L’après-midi, une visite in situ s’organisa à l’intention des adhérents. Pour des considérations de temps, de sécurité et d’intérêt, ce ne furent que quelques morceaux choisis qui s’offrirent à leur émerveillent : chemins pavés, escaliers de pierres sèches, murs et murets séculaires, bassins maçonnés, maisonnettes en déshérence, terrasses aménagées, canaux suspendus ou rampants comme d’interminables couleuvres pétrifiées, autant de témoignages de la maestria et de la maîtrise de la pierre, patiemment transmises de génération en génération et qui disparu à jamais dans les tranchées de la Marne.

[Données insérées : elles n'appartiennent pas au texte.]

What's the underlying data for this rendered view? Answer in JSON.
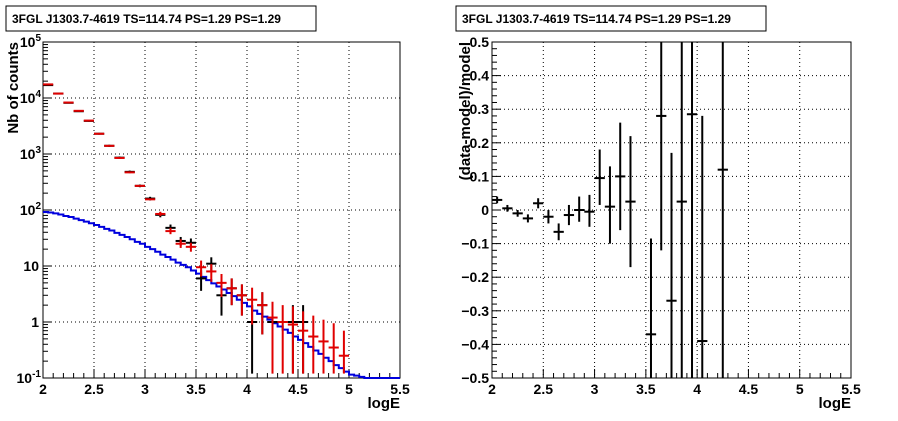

Jean-Pierre nous avoua avoir pris l’attache de l’Office de l’Environnement de la Corse, afin qu’il puisse intervenir dans le cadre de ses missions de valorisation patrimoniale et notamment dans le cadre du R.E.P.S. : Réseau Européen de la Pierre Sèche, afin de remettre en état le sentier en aval de la route qui dessert les innombrables parcelles du site. Cela permettrait de proposer aux promeneurs un circuit sécurisé, présentant l’essentiel des activités de l’époque, au sein de l’écrin naturel constitué par cette conque schisteuse comprise entre le piémont du Cap et la mer.

Souhaitons que ce vœu soit réalisable, puisque de beaux esprit l‘ont désormais rendu réaliste.